Welcoming dialogue opens doors to artistic opportunity for Herman. It also enables him to prosper in territory where other, less interactive artists might struggle.
That passion for partnerships got tested in 2015 after Duke Divinity School commissioned a $30,000 painting. It came with a challenge to depict Christ’s resurrection on a three-panel display, custom-tailored to a reading room nook above the Divinity School library.
An even bigger challenge came six months into the project. Professor Ellen Davis, who was overseeing the work, decided the work needed to be portable, not forever bound to one unique location. She asked Herman to change course and make instead a smaller, one-panel work. She braced for his reaction to such an unusual, costly request.
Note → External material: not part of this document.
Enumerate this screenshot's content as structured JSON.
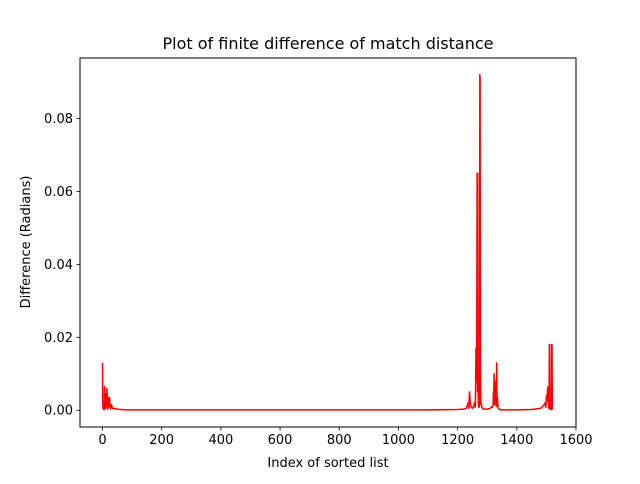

After sleeping on it, he agreed and reported his progress six days later.
“We’re moving forward in God’s grace,” Herman wrote to Davis in an email. “I’m actually quite excited about the new direction.”
She found in his response a Christian maturity that manifested as respectful, two-way communication for the duration of the project.
“He did literally wind up cutting up existing panels,” Davis said. “He was extraordinarily gracious about that.”
For all his success, Herman won’t be quitting his day job as a professor anytime soon. Nor does he worry that his artistic freedom is somehow limited by a web of marketplace expectations.
“He has his own sense of call and inspiration as to what he wants to do and paint,” said Walter Hansen, a Bible scholar and benefactor who commissioned the painting for Duke and endowed Herman’s chair at Gordon. “But he sees it as communication. If he doesn’t have the other side of the communication, there’s not completion of the process.”